Sickle Cell Disease (SCD) is the most common inherited blood disorder in the US. NYS has the largest population of people living with SCD in the nation – an estimated 10 to 12 thousand people. SCD primarily affects people of color; SCD occurs in about 1 of every 2,230 Latin American births in NYS, and about 1 in every 230 African-American births in NYS - the incidence among Caucasian American births in NYS is about 1:41,647 (1,2).

SCD advocates across the state have spent years fighting for the passage of legislation for this patient population, but with little success. I, along with other medical students have come together to support the local SCD community in Albany, NY and put our weight behind the necessity of this bill. Read on to find out why this is so important!

THE PROBLEM

It is well known that non-white Americans experience greater health disparities than the rest of the population. SCD in particular has been historically underfunded and overlooked. A recent study shows that SCD is 3x more prevalent than cystic fibrosis, a disease that primarily affects Caucasian Americans. Despite being less prevalent, NIH funding per patient for cystic fibrosis is higher than SCD, and disease-specific drug development is also preferential to cystic fibrosis over SCD (3).

It is also important to recognize the unique difficulties people with SCD face and how it has limited their access to care.

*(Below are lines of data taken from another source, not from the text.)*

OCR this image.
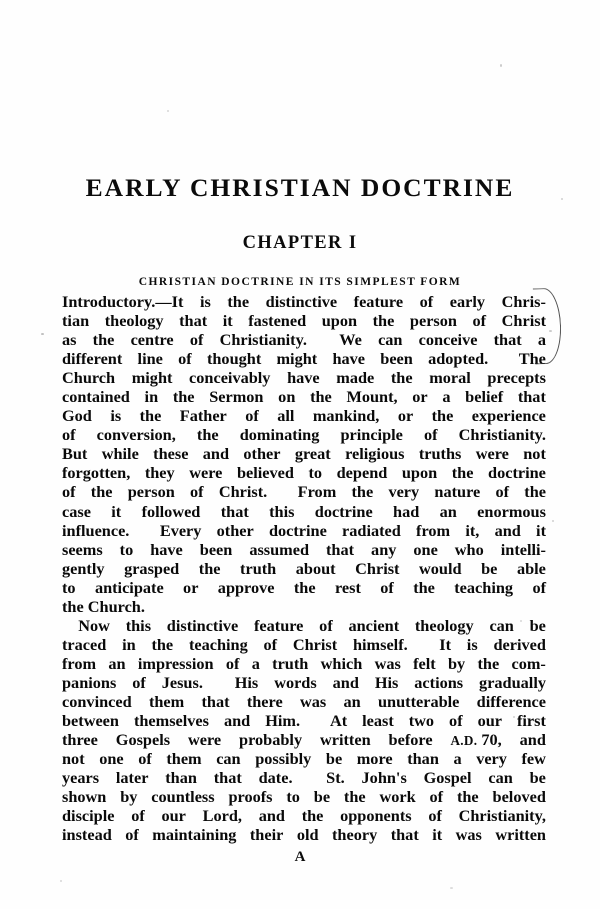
EARLY CHRISTIAN DOCTRINE
CHAPTER I
CHRISTIAN DOCTRINE IN ITS SIMPLEST FORM
Introductory.—It is the distinctive feature of early Chris-
tian theology that it fastened upon the person of Christ
as the centre of Christianity.
We can conceive that a
different line of thought might have been adopted.
The
Church might conceivably have made the moral precepts
contained in the Sermon on the Mount, or a belief that
God is the Father of all mankind, or the experience
of conversion, the dominating principle of Christianity.
But while these and other great religious truths were not
forgotten, they were believed to depend upon the doctrine
of the person of Christ.
From the very nature of the
case it followed that this doctrine had an enormous
influence.
Every other doctrine radiated from it, and it
seems to have been assumed that any one who intelli-
gently grasped the truth about Christ would be able
to anticipate or approve the rest of the teaching of
the Church.
 Now this distinctive feature of ancient theology can be
traced in the teaching of Christ himself.
It is derived
from an impression of a truth which was felt by the com-
panions of Jesus.
His words and His actions gradually
convinced them that there was an unutterable difference
between themselves and Him.
At least two of our first
three Gospels were probably written before A.D. 70, and
not one of them can possibly be more than a very few
years later than that date.
St. John's Gospel can be
shown by countless proofs to be the work of the beloved
disciple of our Lord, and the opponents of Christianity,
instead of maintaining their old theory that it was written
A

Many patients with SCD use Medicaid to finance their healthcare. In New York, SCD is the most expensive disease per patient for Medicaid, costing 50% more than expenses for HIV/AIDS. One explanation is that patients often suffer painful vaso-occlusive crises (VOCs) and for lack of a better option, are treated in the emergency department. Studies show that hospital and primary care providers alike can harbor negative perceptions about this population, and often lack adequate experience in managing VOCs acutely as well as in the follow-up period (4,5).

THE SOLUTION
We are calling on the New York State legislature to pass the Sickle Cell Treatment Act of 2021. There are three separate bills, and the purpose of each is supported by medical literature:

A.6429/S.5606 Requires hospitals distribute literature created by the commissioner to patients at a high risk of sickle cell disease
Early SCD awareness prevents complications in transitional care later in life and helps identify families who need additional support (6).

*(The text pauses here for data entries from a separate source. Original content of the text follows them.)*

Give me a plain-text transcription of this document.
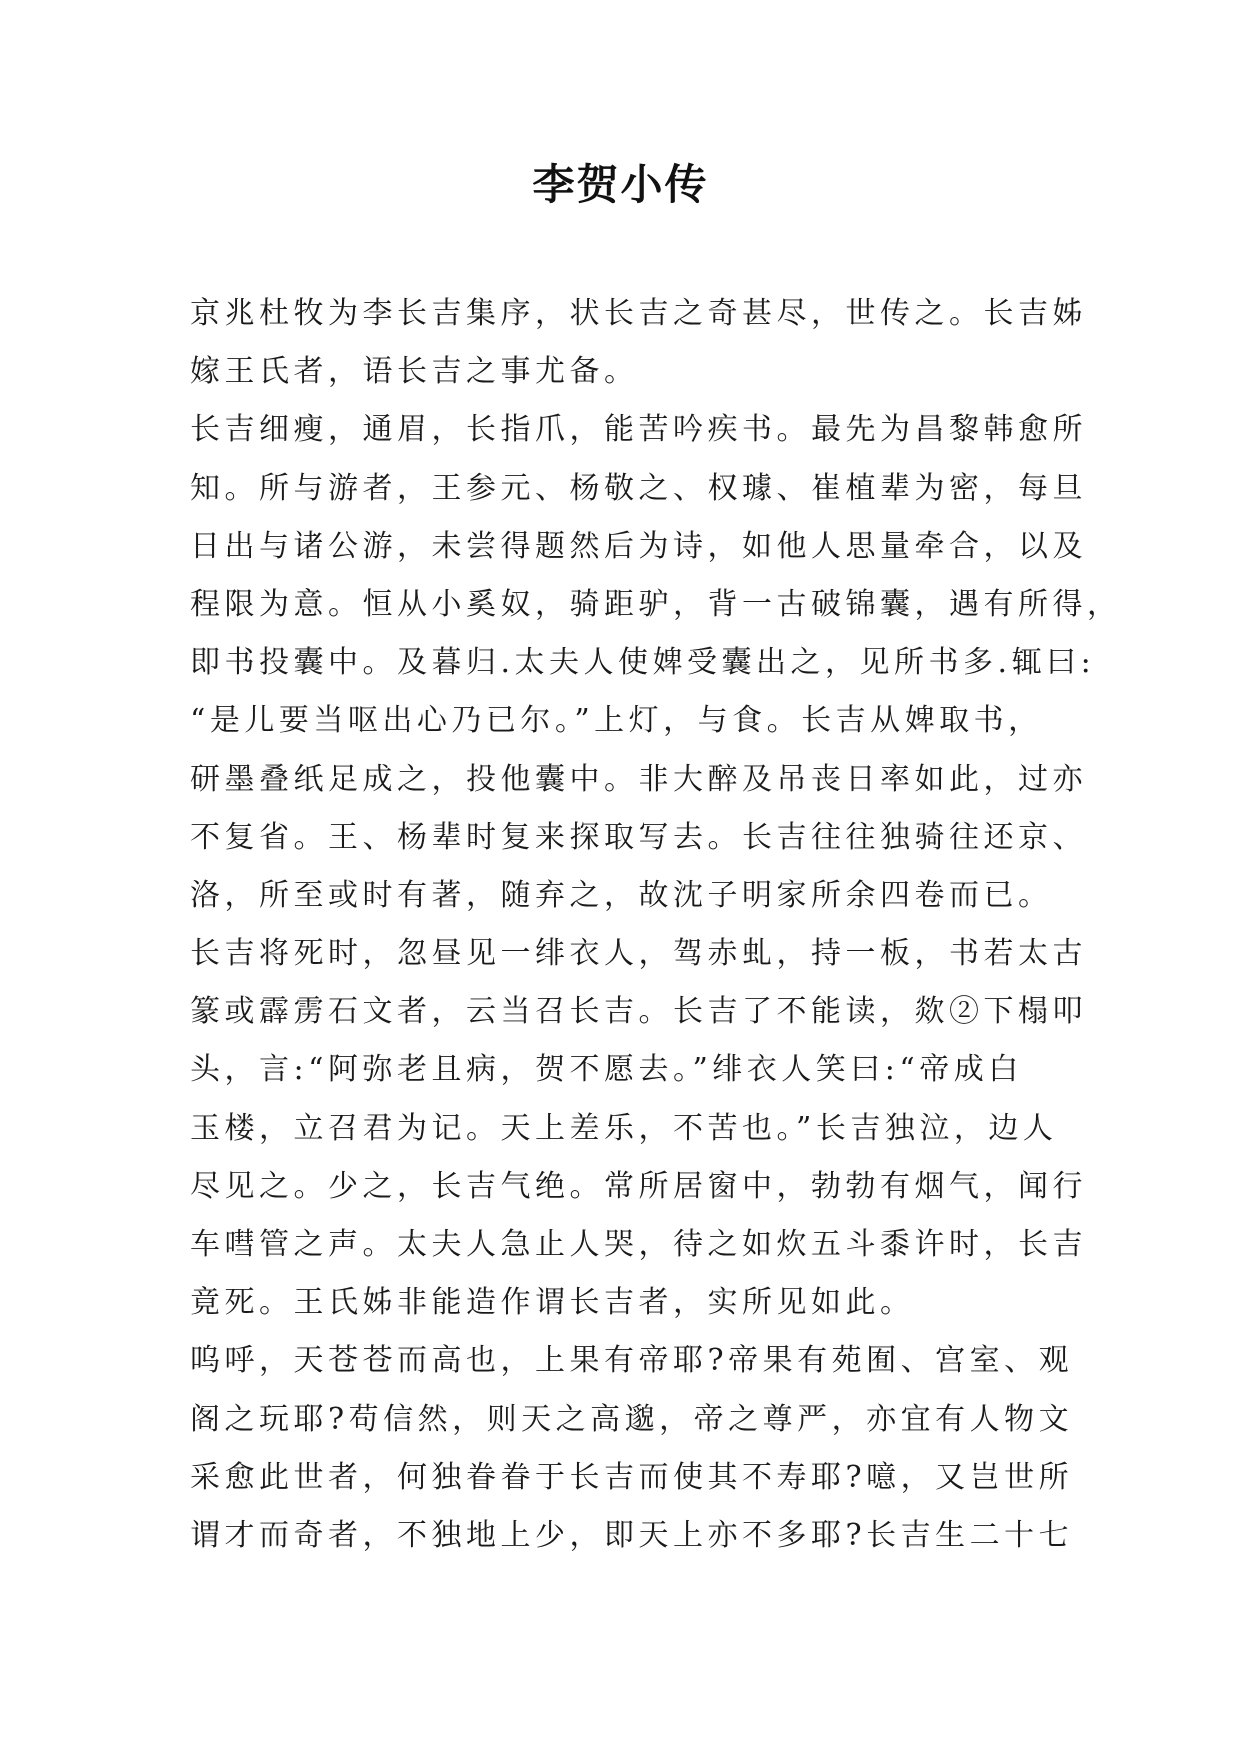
李贺小传
京兆杜牧为李长吉集序，状长吉之奇甚尽，世传之。长吉姊
嫁王氏者，语长吉之事尤备。
长吉细瘦，通眉，长指爪，能苦吟疾书。最先为昌黎韩愈所
知。所与游者，王参元、杨敬之、权璩、崔植辈为密，每旦
日出与诸公游，未尝得题然后为诗，如他人思量牵合，以及
程限为意。恒从小奚奴，骑距驴，背一古破锦囊，遇有所得，
即书投囊中。及暮归.太夫人使婢受囊出之，见所书多.辄曰:
“是儿要当呕出心乃已尔。”上灯，与食。长吉从婢取书，
研墨叠纸足成之，投他囊中。非大醉及吊丧日率如此，过亦
不复省。王、杨辈时复来探取写去。长吉往往独骑往还京、
洛，所至或时有著，随弃之，故沈子明家所余四卷而已。
长吉将死时，忽昼见一绯衣人，驾赤虬，持一板，书若太古
篆或霹雳石文者，云当召长吉。长吉了不能读，欻②下榻叩
头，言:“阿弥老且病，贺不愿去。”绯衣人笑曰:“帝成白
玉楼，立召君为记。天上差乐，不苦也。”长吉独泣，边人
尽见之。少之，长吉气绝。常所居窗中，勃勃有烟气，闻行
车嘒管之声。太夫人急止人哭，待之如炊五斗黍许时，长吉
竟死。王氏姊非能造作谓长吉者，实所见如此。
呜呼，天苍苍而高也，上果有帝耶?帝果有苑囿、宫室、观
阁之玩耶?苟信然，则天之高邈，帝之尊严，亦宜有人物文
采愈此世者，何独眷眷于长吉而使其不寿耶?噫，又岂世所
谓才而奇者，不独地上少，即天上亦不多耶?长吉生二十七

A.6430/S.5605: Creates the sickle cell disease detection and education program
Addresses the obvious funding deficit and ensures that the burden for structural reform is placed on healthcare organizations (4).

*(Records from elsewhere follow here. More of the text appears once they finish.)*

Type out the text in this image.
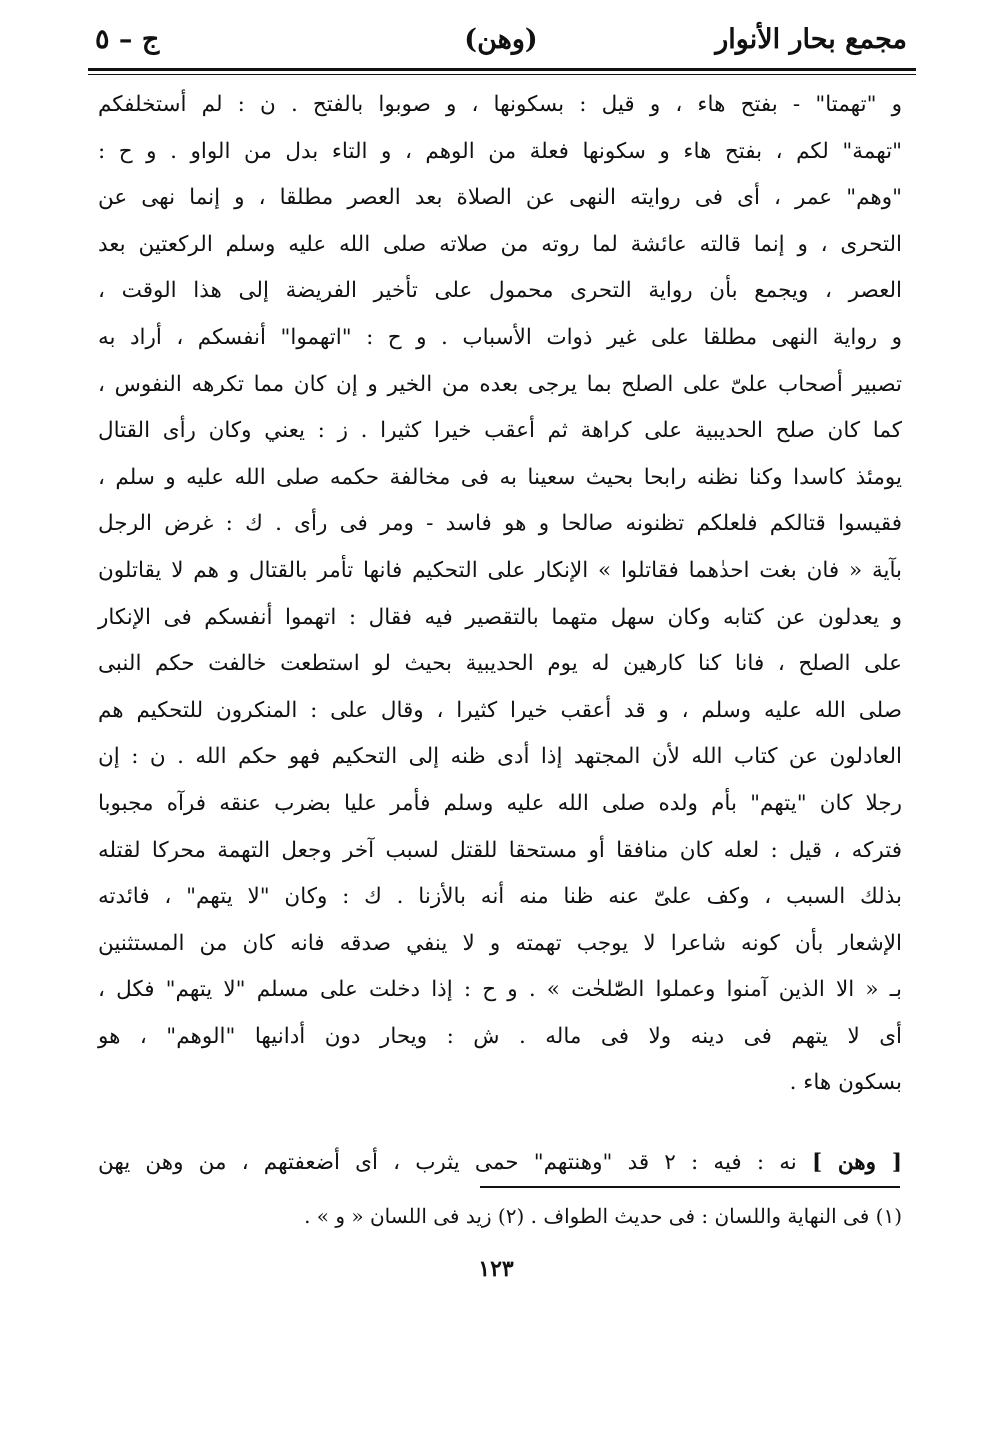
مجمع بحار الأنوار
(وهن)
ج – ٥

و "تهمتا" - بفتح هاء ، و قيل : بسكونها ، و صوبوا بالفتح . ن : لم أستخلفكم

"تهمة" لكم ، بفتح هاء و سكونها فعلة من الوهم ، و التاء بدل من الواو . و ح :

"وهم" عمر ، أى فى روايته النهى عن الصلاة بعد العصر مطلقا ، و إنما نهى عن

التحرى ، و إنما قالته عائشة لما روته من صلاته صلى الله عليه وسلم الركعتين بعد

العصر ، ويجمع بأن رواية التحرى محمول على تأخير الفريضة إلى هذا الوقت ،

و رواية النهى مطلقا على غير ذوات الأسباب . و ح : "اتهموا" أنفسكم ، أراد به

تصبير أصحاب علىّ على الصلح بما يرجى بعده من الخير و إن كان مما تكرهه النفوس ،

كما كان صلح الحديبية على كراهة ثم أعقب خيرا كثيرا . ز : يعني وكان رأى القتال

يومئذ كاسدا وكنا نظنه رابحا بحيث سعينا به فى مخالفة حكمه صلى الله عليه و سلم ،

فقيسوا قتالكم فلعلكم تظنونه صالحا و هو فاسد - ومر فى رأى . ك : غرض الرجل

بآية « فان بغت احدٰهما فقاتلوا » الإنكار على التحكيم فانها تأمر بالقتال و هم لا يقاتلون

و يعدلون عن كتابه وكان سهل متهما بالتقصير فيه فقال : اتهموا أنفسكم فى الإنكار

على الصلح ، فانا كنا كارهين له يوم الحديبية بحيث لو استطعت خالفت حكم النبى

صلى الله عليه وسلم ، و قد أعقب خيرا كثيرا ، وقال على : المنكرون للتحكيم هم

العادلون عن كتاب الله لأن المجتهد إذا أدى ظنه إلى التحكيم فهو حكم الله . ن : إن

رجلا كان "يتهم" بأم ولده صلى الله عليه وسلم فأمر عليا بضرب عنقه فرآه مجبوبا

فتركه ، قيل : لعله كان منافقا أو مستحقا للقتل لسبب آخر وجعل التهمة محركا لقتله

بذلك السبب ، وكف علىّ عنه ظنا منه أنه بالأزنا . ك : وكان "لا يتهم" ، فائدته

الإشعار بأن كونه شاعرا لا يوجب تهمته و لا ينفي صدقه فانه كان من المستثنين

بـ « الا الذين آمنوا وعملوا الصّٰلحٰت » . و ح : إذا دخلت على مسلم "لا يتهم" فكل ،

أى لا يتهم فى دينه ولا فى ماله . ش : ويحار دون أدانيها "الوهم" ، هو

بسكون هاء .

[ وهن ] نه : فيه : ٢ قد "وهنتهم" حمى يثرب ، أى أضعفتهم ، من وهن يهن
(١) فى النهاية واللسان : فى حديث الطواف . (٢) زيد فى اللسان « و » .
١٢٣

A.6431/S.5604 Establishes the Sickle Cell Treatment Act 
This bill establishes high-quality comprehensive care, which have been shown to reduces mortality for patients with chronic inherited disorders including SCD (7).

HOW CAN I HELP?
1. Sign this petition!
2. Copy/paste this information into an email and send it to your NYS legislator (Assembly: https://nyassembly.gov/mem/search/ | Senate: https://www.nysenate.gov/find-my-senator).
3. Share this petition with everyone you know.

Thank you!

Cited Sources:

1. Center for Disease Control and Prevention 2017.
2. National Heart, Lung and Blood Institute (NHBLI), The National Institute of Health (NIH), 2013.
3. Farooq et al. Comparison of US Federal and Foundation Funding of Research for Sickle Cell Disease and Cystic Fibrosis and Factors Associated with Research Productivity. JAMA 2020.
4. Minniti CP, Vichinsky E. Lifespan care in SCD: Whom to transition, the patients or the health care system? Am J Hematol. 2017.
5. Puri SA. Improving Emergency Providers' Attitudes Toward Sickle Cell Patients in Pain. J Pain Symptom Manage. 2016.
6. Inusa BPD et al. Paediatric to Adult Transition Care for Patients with Sickle Cell Disease: A Global Perspective. Lancet Haematol. 2020.
7. Raphael JL et al. Association of care in a medical home and health care utilization among children with sickle cell disease. J Natl Med Assoc. 2013.